Hi! I've this expression 6:2(2+1) and, I think, the result is 9. About wolfram's opinion, the result is 1. If I put 6/2(2+1) the result is 9.. so the 6:2(2+1) is like a proportion?

POSTED BY: edoardo di paolo
7 Replies
POSTED BY: Marco Thiel

I assume that you are putting this into WolframAlpha. And I assume that your colon is meant to indicate a ratio. If so, the reason why you get the answer that you do is because of the precedence of how WolframAlpha is interpreting your expression. It is interpreting it as the ratio between 6 and 2(2+1) which indeed is 1.

http://www.wolframalpha.com/input/?i=6%3A2%282%2B1%29

If you us brackets to indicate that you in fact want the result of the ratio between 6 and 2 then multiplied by (2+1) then you have to put brackets around the 6:2 as in (6:2)(2+1) which is indeed 9

http://www.wolframalpha.com/input/?i=%286%3A2%29%282%2B1%29

POSTED BY: David Reiss
POSTED BY: Sean Clarke

You beat me to it as I was typing ;-)

POSTED BY: David Reiss

Though it gets used as the "quotient-by-ideal" operator in algebraic geometry.

And there is it's appearance in the famous Fitzwillian Inn rebus: (!)

im = Import["https://www.cardcow.com/images/set190/card00288_fr.jpg"]

enter image description here

Unfortunately this one has been replaced of late by:

newimage = Import["http://www.minervaclassics.com/railroad/WEAFitz03b.jpg"]

I will not actually show the newer one. Out of protest, I guess.

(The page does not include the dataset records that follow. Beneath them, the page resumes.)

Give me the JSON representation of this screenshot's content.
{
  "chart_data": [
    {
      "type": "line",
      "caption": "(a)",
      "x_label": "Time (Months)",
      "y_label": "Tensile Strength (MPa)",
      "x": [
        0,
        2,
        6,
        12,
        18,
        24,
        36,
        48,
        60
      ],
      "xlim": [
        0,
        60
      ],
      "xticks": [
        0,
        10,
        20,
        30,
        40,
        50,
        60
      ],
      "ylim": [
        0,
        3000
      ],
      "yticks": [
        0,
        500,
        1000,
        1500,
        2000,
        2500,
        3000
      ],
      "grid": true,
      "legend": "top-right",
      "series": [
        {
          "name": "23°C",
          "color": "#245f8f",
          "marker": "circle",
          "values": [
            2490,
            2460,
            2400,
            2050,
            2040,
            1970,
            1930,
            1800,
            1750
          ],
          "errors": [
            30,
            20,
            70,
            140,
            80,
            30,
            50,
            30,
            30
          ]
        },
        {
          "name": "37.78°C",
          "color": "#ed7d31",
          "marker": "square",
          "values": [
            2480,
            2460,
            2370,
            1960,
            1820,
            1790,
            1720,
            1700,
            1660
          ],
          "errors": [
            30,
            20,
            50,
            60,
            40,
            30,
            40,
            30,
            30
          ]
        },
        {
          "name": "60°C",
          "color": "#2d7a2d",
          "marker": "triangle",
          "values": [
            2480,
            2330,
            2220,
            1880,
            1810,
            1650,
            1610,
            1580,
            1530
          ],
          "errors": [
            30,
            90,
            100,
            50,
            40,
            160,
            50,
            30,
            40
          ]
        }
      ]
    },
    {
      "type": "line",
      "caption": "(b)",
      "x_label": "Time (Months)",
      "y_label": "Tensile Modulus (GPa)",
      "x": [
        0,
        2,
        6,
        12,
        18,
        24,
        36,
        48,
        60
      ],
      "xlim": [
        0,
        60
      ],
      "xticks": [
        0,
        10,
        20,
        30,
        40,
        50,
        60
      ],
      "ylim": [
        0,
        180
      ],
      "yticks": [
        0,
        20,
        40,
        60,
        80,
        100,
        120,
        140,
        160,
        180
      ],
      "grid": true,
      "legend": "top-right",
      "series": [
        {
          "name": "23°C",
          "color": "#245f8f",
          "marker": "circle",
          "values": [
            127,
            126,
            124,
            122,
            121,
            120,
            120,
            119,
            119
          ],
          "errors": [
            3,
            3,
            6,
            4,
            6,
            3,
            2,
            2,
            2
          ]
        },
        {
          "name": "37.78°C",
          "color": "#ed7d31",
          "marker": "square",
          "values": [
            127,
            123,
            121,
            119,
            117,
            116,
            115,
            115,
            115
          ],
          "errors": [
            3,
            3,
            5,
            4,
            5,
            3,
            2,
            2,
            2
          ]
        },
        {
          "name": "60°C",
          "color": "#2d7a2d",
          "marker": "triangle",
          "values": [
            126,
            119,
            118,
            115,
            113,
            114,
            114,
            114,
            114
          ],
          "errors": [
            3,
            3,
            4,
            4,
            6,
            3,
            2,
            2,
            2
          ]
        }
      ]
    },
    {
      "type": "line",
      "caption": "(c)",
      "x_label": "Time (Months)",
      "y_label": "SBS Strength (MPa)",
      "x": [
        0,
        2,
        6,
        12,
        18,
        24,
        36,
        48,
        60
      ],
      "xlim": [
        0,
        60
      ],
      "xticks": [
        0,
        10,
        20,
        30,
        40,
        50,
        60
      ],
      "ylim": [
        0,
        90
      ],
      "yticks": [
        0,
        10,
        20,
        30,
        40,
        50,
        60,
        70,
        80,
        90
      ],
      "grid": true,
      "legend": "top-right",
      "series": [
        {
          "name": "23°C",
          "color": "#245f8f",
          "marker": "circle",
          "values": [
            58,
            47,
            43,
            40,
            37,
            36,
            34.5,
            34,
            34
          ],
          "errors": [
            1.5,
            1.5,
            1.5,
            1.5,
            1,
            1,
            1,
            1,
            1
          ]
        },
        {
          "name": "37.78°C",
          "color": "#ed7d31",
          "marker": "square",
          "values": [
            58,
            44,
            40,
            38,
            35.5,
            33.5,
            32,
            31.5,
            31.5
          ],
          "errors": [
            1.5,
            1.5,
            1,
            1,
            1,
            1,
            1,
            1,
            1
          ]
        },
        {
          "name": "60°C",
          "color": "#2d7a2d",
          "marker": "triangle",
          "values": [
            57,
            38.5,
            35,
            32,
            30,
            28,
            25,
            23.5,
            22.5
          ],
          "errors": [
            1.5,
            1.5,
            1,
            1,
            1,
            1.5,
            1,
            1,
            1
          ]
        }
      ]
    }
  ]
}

Here is a coding challenge. One can zoom in, more or less, on the (original) rebus from the picture as below. But I'm sure it could be done much better, possibly by some rotation magic to move the right side more forward for example.

im2 = Sharpen[ImageResize[ImageCrop[im, {130, 90}], {300, 300}], 15]

enter image description here

POSTED BY: Daniel Lichtblau

In Germany I would always have used : to mark division; perhaps Leibniz's influence. Here in the UK it is usually / , I guess.

There is a nice summary of mathematical symbol use here.

Cheers,

Marco

POSTED BY: Marco Thiel

What does 6:2(2+1) mean? What operator is : supposed to be? what is the result of 6:2 supposed to be? I do not think I've seen : used in Mathematica before and I have 10.3. I've seen it in Matlab though.